We present a fast and simple technique to convert images into a radiance surface-based scene representation. Building on existing radiance volume reconstruction algorithms, we introduce a subtle yet impactful modification of the loss function requiring changes to only a few lines of code: instead of integrating the radiance field along rays and supervising the resulting images, we project the training images into the scene to directly supervise the spatio-directional radiance field. The primary outcome of this change is the complete removal of alpha blending and ray marching from the image formation model, instead moving these steps into the loss computation. In addition to promoting convergence to surfaces, this formulation assigns explicit semantic meaning to 2D subsets of the radiance field, turning them into well-defined radiance surfaces. We finally extract a level set from this representation, which results in a high-quality radiance surface model. Our method retains much of the speed and quality of the baseline algorithm. For instance, a suitably modified variant of Instant NGP maintains comparable computational efficiency, while achieving an average PSNR that is only 0.1 dB lower. Most importantly, our method generates explicit surfaces in place of an exponential volume, doing so with a level of simplicity not seen in prior work.

Figures (19)

• Figure 1: Comparison of the loss in volumetric optimization and our radiance field loss. We denote alpha blending by $\mathcal{R}$ and the color difference metric as ${\color{vecred}\ell}(L) \coloneq {\color{vecred}\ell}(L, L_\text{target})$ and drop its dependency on the target color for simplicity. Traditional volumetric reconstruction minimizes the image-space loss of blended colors. In contrast, our method minimizes a blended radiance field loss that yields a distribution of surfaces out of which a surface representation can be trivially extracted, e.g., via marching cubes.
• Figure 2: Non-local perturbations. We consider a single candidate surface patch (with color $L_\mathbf{p}$) along the ray as a perturbation of a background surface (with color $L_\mathbf{b}$). (a) Blending colors violates the surface assumption and leads to volumetric results. (b) We instead treat the perturbation as a random binary choice and optimize the associated discrete probability.

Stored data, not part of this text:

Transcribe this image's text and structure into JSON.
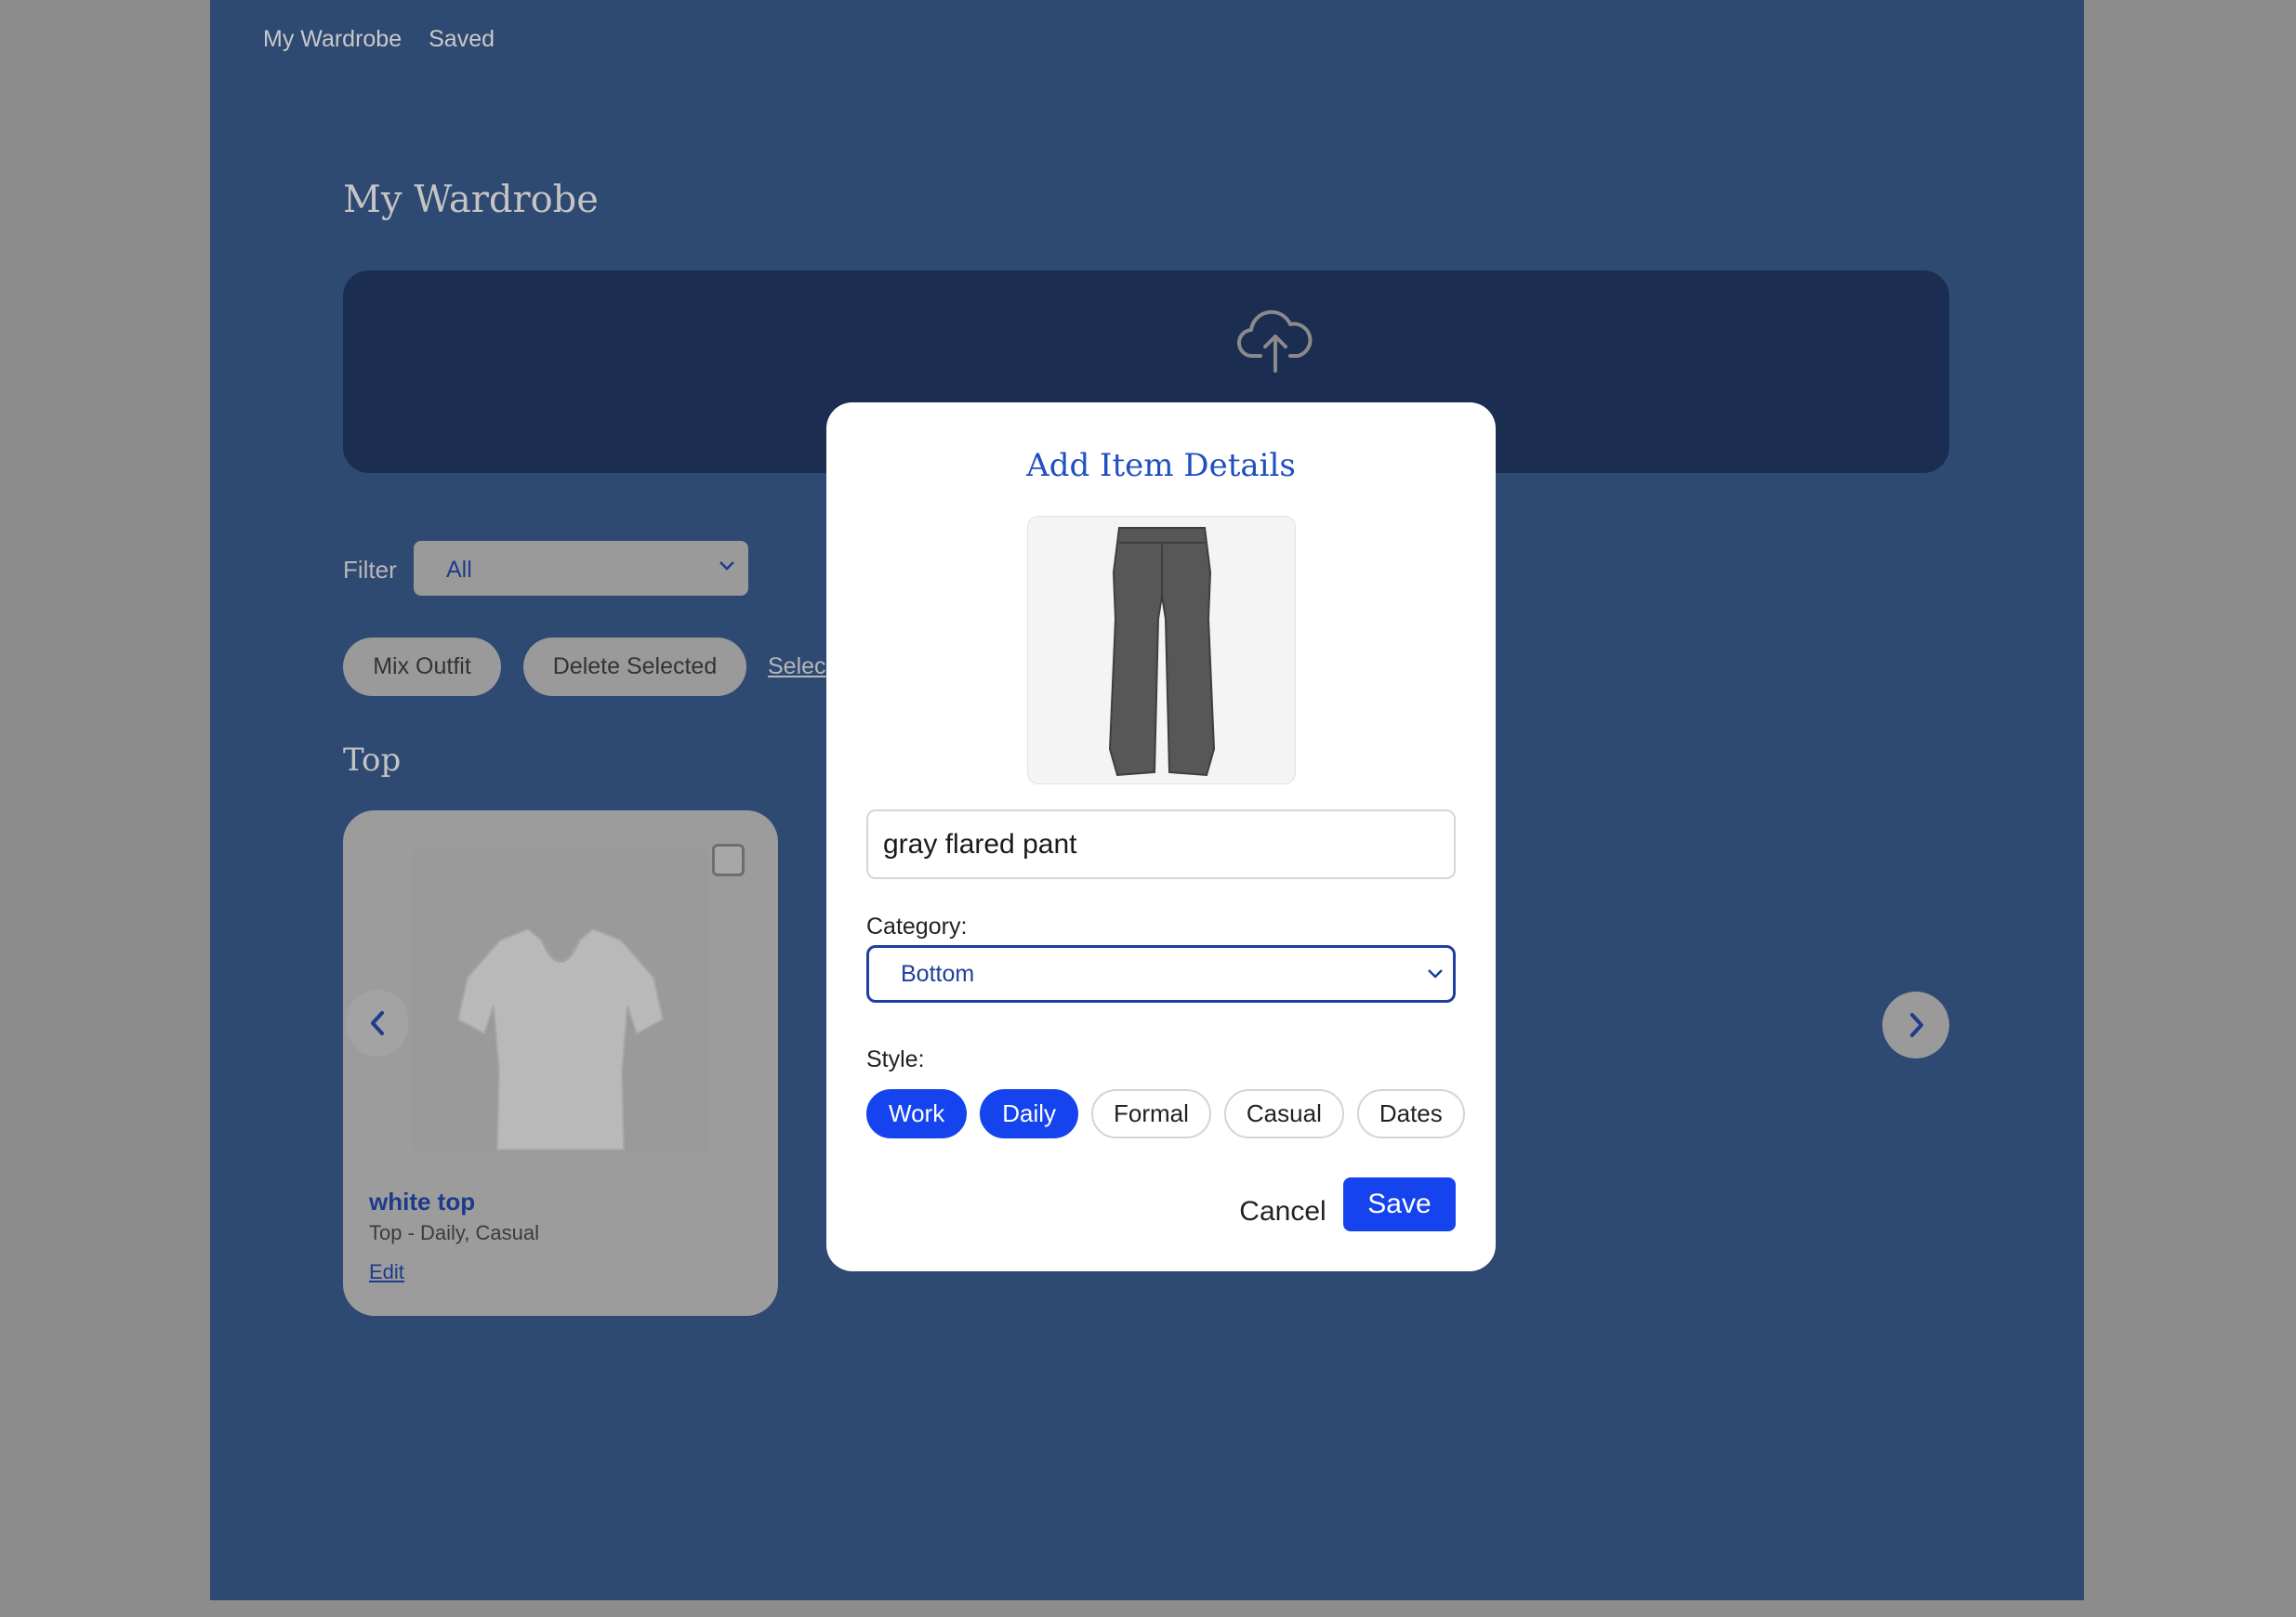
{
  "nav": {
    "items": [
      "My Wardrobe",
      "Saved"
    ]
  },
  "page": {
    "title": "My Wardrobe"
  },
  "upload": {
    "icon": "cloud-upload-icon"
  },
  "filter": {
    "label": "Filter",
    "value": "All"
  },
  "actions": {
    "mix_label": "Mix Outfit",
    "delete_label": "Delete Selected",
    "select_label": "Selec"
  },
  "section": {
    "title": "Top"
  },
  "card": {
    "name": "white top",
    "meta": "Top - Daily, Casual",
    "edit_label": "Edit"
  },
  "modal": {
    "title": "Add Item Details",
    "name_value": "gray flared pant",
    "category_label": "Category:",
    "category_value": "Bottom",
    "style_label": "Style:",
    "styles": [
      {
        "label": "Work",
        "selected": true
      },
      {
        "label": "Daily",
        "selected": true
      },
      {
        "label": "Formal",
        "selected": false
      },
      {
        "label": "Casual",
        "selected": false
      },
      {
        "label": "Dates",
        "selected": false
      }
    ],
    "cancel_label": "Cancel",
    "save_label": "Save"
  },
  "colors": {
    "page_bg": "#2e4972",
    "overlay": "#8c8c8c",
    "accent": "#1544ef",
    "title_blue": "#1f4fc0"
  }
}
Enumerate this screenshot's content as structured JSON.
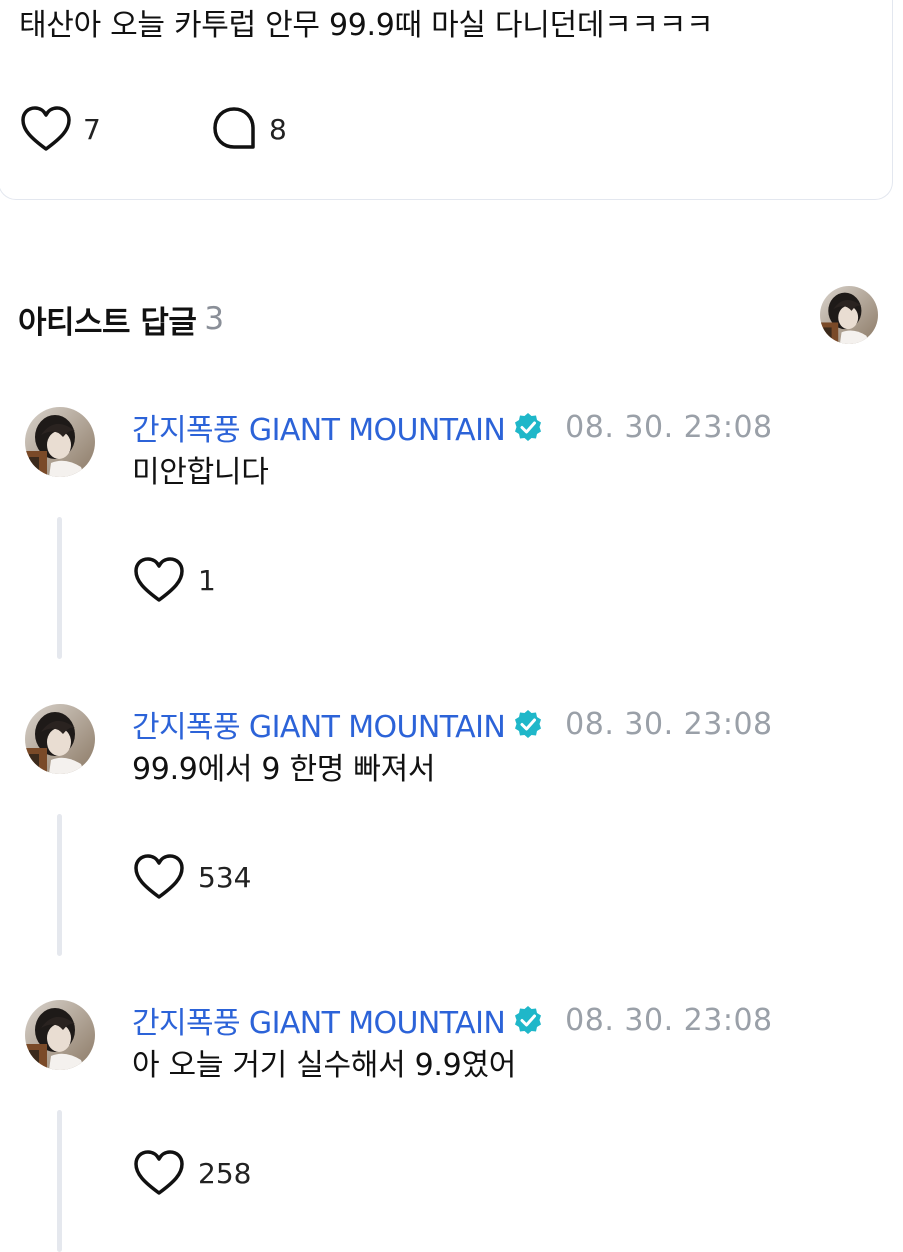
{
  "post": {
    "text": "태산아 오늘 카투럽 안무 99.9때 마실 다니던데ㅋㅋㅋㅋ",
    "like_count": "7",
    "comment_count": "8"
  },
  "artist_replies": {
    "title": "아티스트 답글",
    "count": "3",
    "items": [
      {
        "author": "간지폭풍 GIANT MOUNTAIN",
        "timestamp": "08. 30. 23:08",
        "text": "미안합니다",
        "like_count": "1"
      },
      {
        "author": "간지폭풍 GIANT MOUNTAIN",
        "timestamp": "08. 30. 23:08",
        "text": "99.9에서 9 한명 빠져서",
        "like_count": "534"
      },
      {
        "author": "간지폭풍 GIANT MOUNTAIN",
        "timestamp": "08. 30. 23:08",
        "text": "아 오늘 거기 실수해서 9.9였어",
        "like_count": "258"
      }
    ]
  },
  "colors": {
    "author_blue": "#2c63d8",
    "verified_teal": "#1fb7c9",
    "muted_gray": "#9aa0a8",
    "thread_line": "#e5e8ee"
  },
  "icons": {
    "like": "heart-outline-icon",
    "comment": "speech-bubble-icon",
    "verified": "verified-badge-icon"
  }
}
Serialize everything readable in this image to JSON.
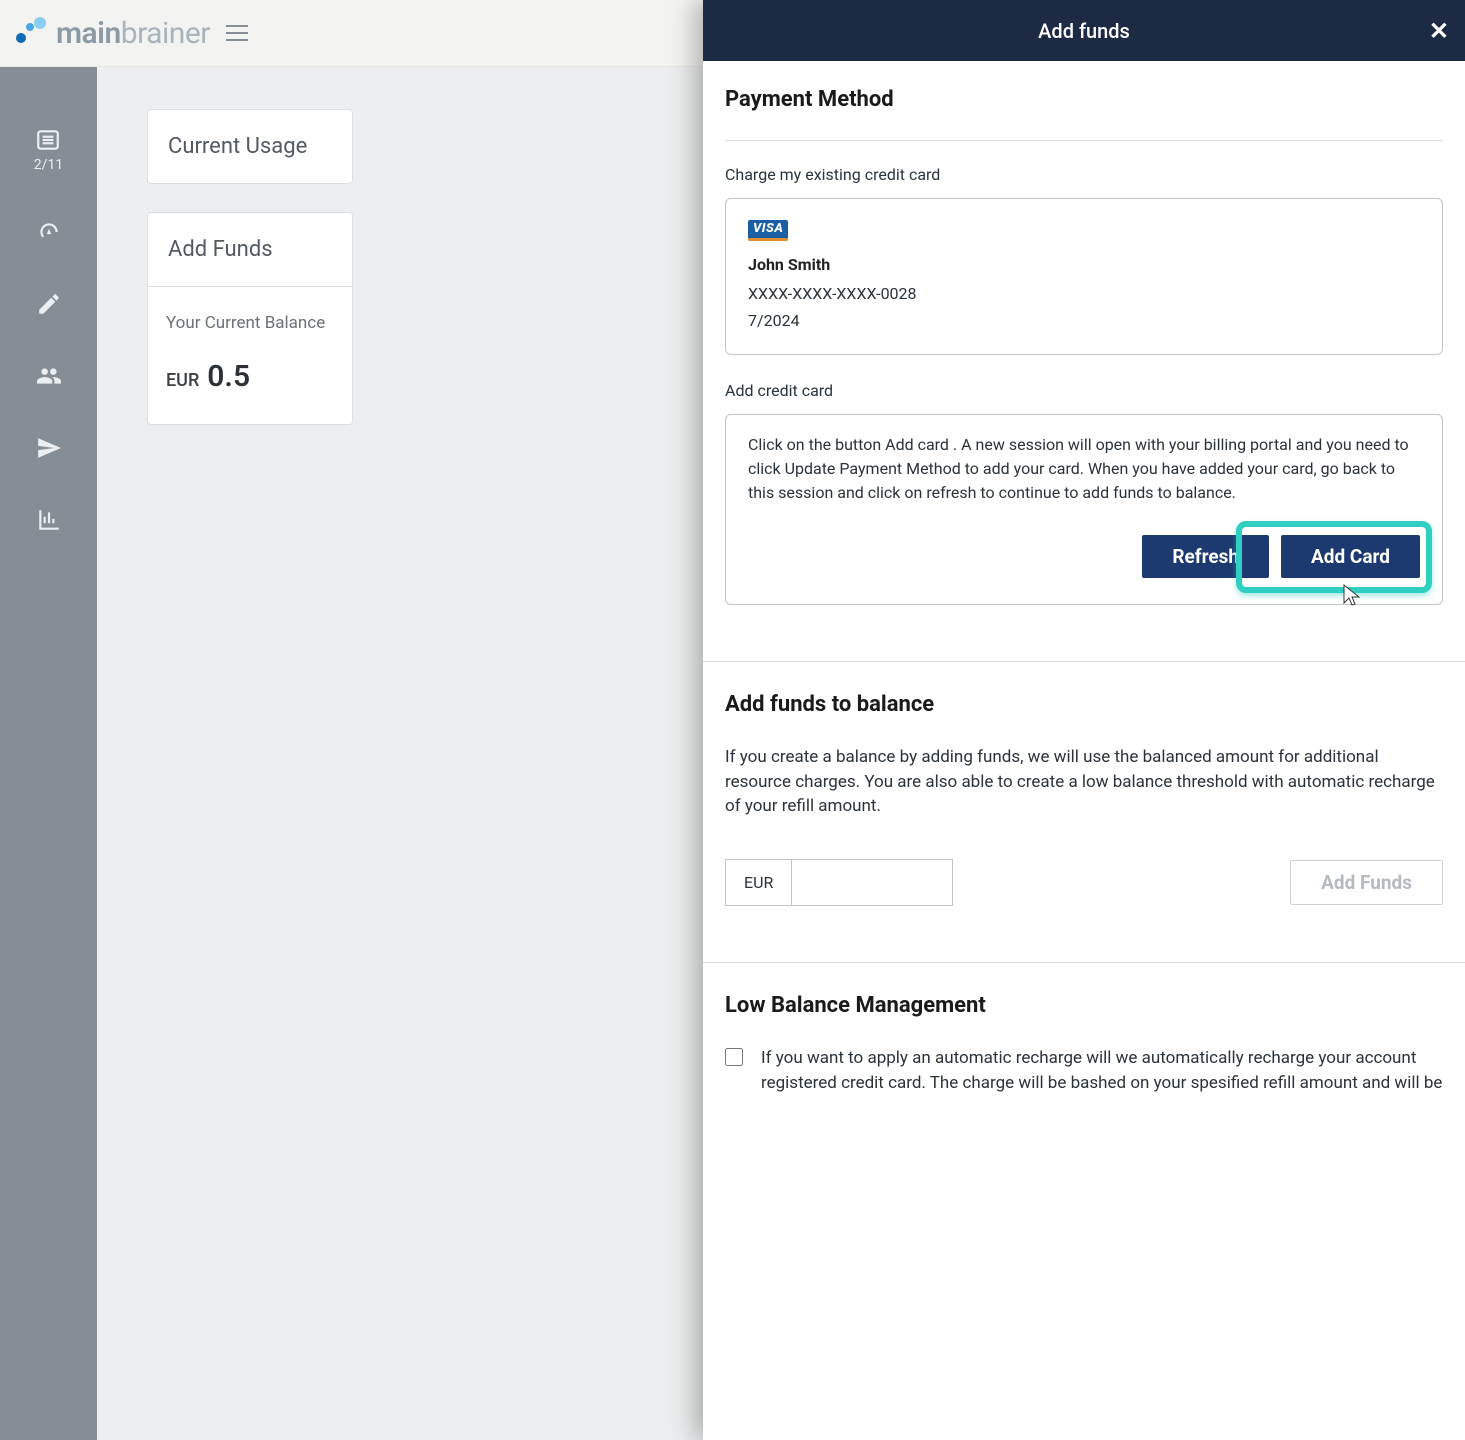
{
  "topbar": {
    "logo_main": "main",
    "logo_rest": "brainer"
  },
  "sidebar": {
    "counter": "2/11"
  },
  "bg": {
    "usage_title": "Current Usage",
    "addfunds_title": "Add Funds",
    "balance_label": "Your Current Balance",
    "balance_currency": "EUR",
    "balance_value": "0.5"
  },
  "panel": {
    "title": "Add funds",
    "pm_title": "Payment Method",
    "existing_label": "Charge my existing credit card",
    "card": {
      "brand": "VISA",
      "name": "John Smith",
      "number": "XXXX-XXXX-XXXX-0028",
      "expiry": "7/2024"
    },
    "addcard_label": "Add credit card",
    "addcard_instructions": "Click on the button Add card . A new session will open with your billing portal and you need to click Update Payment Method to add your card. When you have added your card, go back to this session and click on refresh to continue to add funds to balance.",
    "refresh_btn": "Refresh",
    "addcard_btn": "Add Card",
    "addfunds_title": "Add funds to balance",
    "addfunds_para": "If you create a balance by adding funds, we will use the balanced amount for additional resource charges. You are also able to create a low balance threshold with automatic recharge of your refill amount.",
    "amount_currency": "EUR",
    "amount_value": "",
    "addfunds_btn": "Add Funds",
    "lowbal_title": "Low Balance Management",
    "lowbal_text": "If you want to apply an automatic recharge will we automatically recharge your account registered credit card. The charge will be bashed on your spesified refill amount and will be"
  }
}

The final reconstruction is non-random and will never blend the contribution of multiple surfaces.
• Figure 3: Surface candidates as independent subproblems. With multiple candidates along a ray, each perturbation is treated as an independent subproblem, resulting in local losses distributed spatially over the scene.
• Figure 4: Stochastic background. Selecting the background surface at random from a distribution $f_\mathbf{b}$ enables visibility through high-occupancy regions. Each sampled background surface defines a new perturbation problem solvable with the radiance field loss. Taking an expectation of this process leads to a simple deterministic expression that we implement in practice.
• Figure 5: Regularization. For simple scenes with enough observations, the reconstructed surface closely matches the ground truth geometry without requiring additional constraints. Adding Laplacian refinement helps smooth out unnecessary small kinks, resulting in a more accurate final geometry.